Loin de l'objectif

ÉDITORIAL / Le gouvernement du Québec est encore loin de son objectif de 100 000 véhicules électriques sur les routes d'ici 2020 et doit, s'il veut améliorer ses chances de succès, bonifier dès à présent les incitatifs financiers pour les consommateurs et multiplier les bornes de recharge sur le territoire.
Il doit aussi changer les mentalités et déboulonner certains mythes.
Il ne manque que la volonté politique et un peu de cohérence pour que le Québec, grand producteur d'hydroélectricité, devienne un chef de file dans l'électrification des transports.
La croissance du nombre de voitures entièrement électriques et hybrides rechargeables a été très lente depuis 2012.
Bien que le Québec compte plus de 50 pour cent du parc automobile électrique du Canada, on ne dénombre que 13 500 voitures électriques et hybrides rechargeables sur les routes de la province, alors que plus de 4,6 millions d'automobiles et de camions légers sont en circulation.
Selon l'Association des véhicules électriques du Québec (AVEQ), la croissance devrait s'accélérer en 2017 en raison notamment de la plus grande autonomie de la majorité des nouveaux modèles, qui sera de 300 kilomètres.
L'organisme est toutefois d'avis que Québec doit améliorer le programme « Roulez électrique », qui comporte des rabais pouvant aller jusqu'à 8000 $.
Le gouvernement ontarien, par exemple, offre une aide financière qui va jusqu'à 14 000 $, selon le modèle de véhicule.

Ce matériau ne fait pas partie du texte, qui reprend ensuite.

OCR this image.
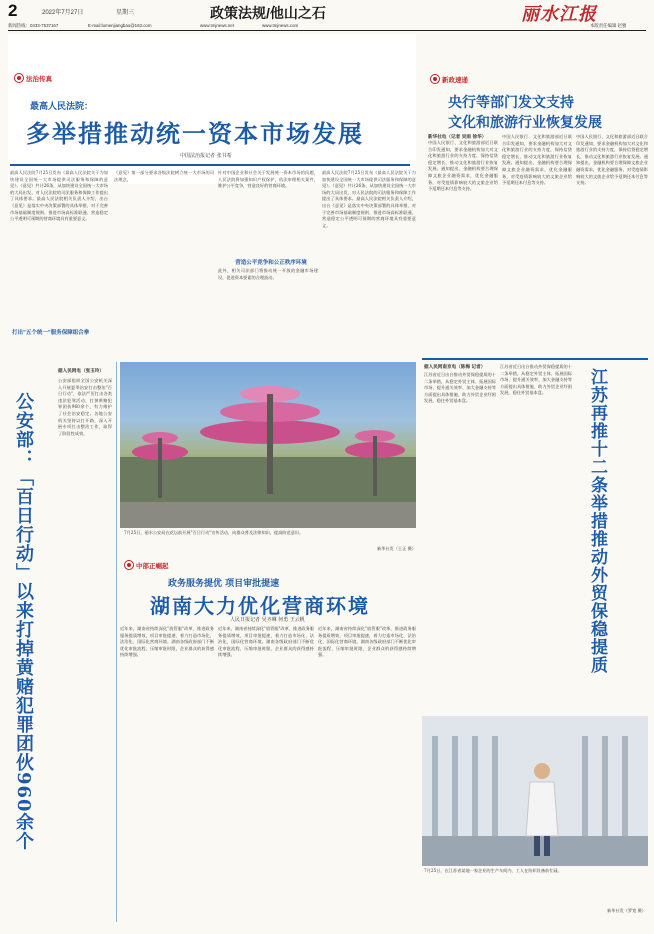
2	2022年7月27日	星期三	政策法规/他山之石	丽水江报
新闻热线：0433-7537167	E-mail:lumenjiangbao@163.com	www.tmjnews.net	www.tmjnews.com	本版责任编辑 赵雅
法治传真
最高人民法院：
多举措推动统一资本市场发展
中国法治报记者 张书希
最高人民法院7月25日发布《最高人民法院关于为加快建设全国统一大市场提供司法服务和保障的意见》。《意见》共计26条，从加快建设全国统一大市场的大局出发，对人民法院的司法服务和保障工作提出了具体要求。最高人民法院相关负责人介绍，出台《意见》是落实中央决策部署的具体举措，对于完善市场基础制度规则、推进市场高标准联通、营造稳定公平透明可预期的营商环境具有重要意义。
打出"五个统一"服务保障组合拳
《意见》第一部分要求各级法院树立统一大市场的司法理念。
针对中国企业和社会关于发展统一资本市场的问题，人民法院将加强知识产权保护，依法审理相关案件，维护公平竞争，营造良好的营商环境。
营造公平竞争和公正秩序环境
此外，相关司法部门将推动统一开放的金融市场建设，促进资本要素的合理流动。
最高人民法院7月25日发布《最高人民法院关于为加快建设全国统一大市场提供司法服务和保障的意见》。《意见》共计26条，从加快建设全国统一大市场的大局出发，对人民法院的司法服务和保障工作提出了具体要求。最高人民法院相关负责人介绍，出台《意见》是落实中央决策部署的具体举措，对于完善市场基础制度规则、推进市场高标准联通、营造稳定公平透明可预期的营商环境具有重要意义。
公安部：「百日行动」以来打掉黄赌犯罪团伙960余个
据人民网电（张玉玲）
公安部组织全国公安机关深入开展夏季治安打击整治"百日行动"，依法严厉打击各类违法犯罪活动，打掉黄赌犯罪团伙960余个，有力维护了社会治安稳定。各地公安机关坚持以打开路，深入开展专项打击整治工作，取得了阶段性成效。
7月25日，丽水公安局在花坛前开展"百日行动"宣传活动，向群众普及法律知识，提高防范意识。
新华社发（王正 摄）
中部正崛起
政务服务提优 项目审批提速
湖南大力优化营商环境
人民日报记者 吴齐琳 何勇 王云帆
近年来，湖南省持续深化"放管服"改革，推进政务服务提质增效，项目审批提速，着力打造市场化、法治化、国际化营商环境。湖南各级政府部门不断优化审批流程，压缩审批时限，企业群众的获得感持续增强。
近年来，湖南省持续深化"放管服"改革，推进政务服务提质增效，项目审批提速，着力打造市场化、法治化、国际化营商环境。湖南各级政府部门不断优化审批流程，压缩审批时限，企业群众的获得感持续增强。
近年来，湖南省持续深化"放管服"改革，推进政务服务提质增效，项目审批提速，着力打造市场化、法治化、国际化营商环境。湖南各级政府部门不断优化审批流程，压缩审批时限，企业群众的获得感持续增强。
新政速递
央行等部门发文支持
文化和旅游行业恢复发展
新华社电（记者 吴雨 徐华）
中国人民银行、文化和旅游部近日联合印发通知，要求金融机构加大对文化和旅游行业的支持力度，保持信贷稳定增长，推动文化和旅游行业恢复发展。通知提出，金融机构要合理保障文旅企业融资需求，优化金融服务，对受疫情影响较大的文旅企业给予延期还本付息等支持。
中国人民银行、文化和旅游部近日联合印发通知，要求金融机构加大对文化和旅游行业的支持力度，保持信贷稳定增长，推动文化和旅游行业恢复发展。通知提出，金融机构要合理保障文旅企业融资需求，优化金融服务，对受疫情影响较大的文旅企业给予延期还本付息等支持。
中国人民银行、文化和旅游部近日联合印发通知，要求金融机构加大对文化和旅游行业的支持力度，保持信贷稳定增长，推动文化和旅游行业恢复发展。通知提出，金融机构要合理保障文旅企业融资需求，优化金融服务，对受疫情影响较大的文旅企业给予延期还本付息等支持。
据人民网南京电（陈梅 记者）
江苏省近日出台推动外贸保稳提质的十二条举措，从稳定外贸主体、拓展国际市场、提升通关效率、加大金融支持等方面提出具体措施，助力外贸企业纾困发展，稳住外贸基本盘。
江苏省近日出台推动外贸保稳提质的十二条举措，从稳定外贸主体、拓展国际市场、提升通关效率、加大金融支持等方面提出具体措施，助力外贸企业纾困发展，稳住外贸基本盘。	江苏再推十二条举措推动外贸保稳提质
7月25日，在江苏省某地一家企业的生产车间内，工人在纺织设备前忙碌。
新华社发（罗宽 摄）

De plus, à l'instar d'une dizaine d'États américains, le gouvernement devrait bientôt imposer des quotas de ventes de véhicules électriques aux manufacturiers avec l'adoption du projet de loi 104, alors que la demande est plus forte que l'offre.

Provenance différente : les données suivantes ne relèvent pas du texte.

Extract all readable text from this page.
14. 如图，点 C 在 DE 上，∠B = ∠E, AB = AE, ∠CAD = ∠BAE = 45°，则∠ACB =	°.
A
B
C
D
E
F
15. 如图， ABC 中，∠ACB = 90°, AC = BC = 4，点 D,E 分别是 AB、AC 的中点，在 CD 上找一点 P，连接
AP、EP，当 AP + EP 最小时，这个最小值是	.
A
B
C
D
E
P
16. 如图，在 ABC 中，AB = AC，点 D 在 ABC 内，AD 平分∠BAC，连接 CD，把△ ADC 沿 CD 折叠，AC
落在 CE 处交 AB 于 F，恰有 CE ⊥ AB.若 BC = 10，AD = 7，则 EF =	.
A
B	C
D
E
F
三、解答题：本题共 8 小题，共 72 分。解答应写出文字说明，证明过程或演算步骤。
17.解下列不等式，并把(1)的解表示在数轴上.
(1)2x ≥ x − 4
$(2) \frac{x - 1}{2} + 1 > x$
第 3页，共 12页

Autre priorité : le réseau public de bornes de recharge doit être étendu puisque certaines régions comme la Côte-Nord et l'Abitibi en sont dépourvues.
Au strict plan environnemental, le développement de la voiture électrique et des transports collectifs est incontournable pour réduite les émissions de gaz à effet de serre : à lui seul, le transport routier représente 33,6 pour cent des émissions totales de la province.
Il n'est pas rare d'entendre que la faible popularité des véhicules électriques s'explique par leur coût élevé.
Pourtant, le coût d'achat d'un camion léger ou d'un véhicule utilitaire sport est bien souvent supérieur à celui d'une voiture électrique; de plus, il en coûte de 6 à 10 fois moins cher pour faire rouler une voiture électrique qu'un modèle à essence.
Si certains s'interrogent sur la pertinence pour l'État québécois de subventionner les acheteurs de voitures électriques, on peut rétorquer qu'il est légitime et nécessaire que le gouvernement soutienne le virage vert.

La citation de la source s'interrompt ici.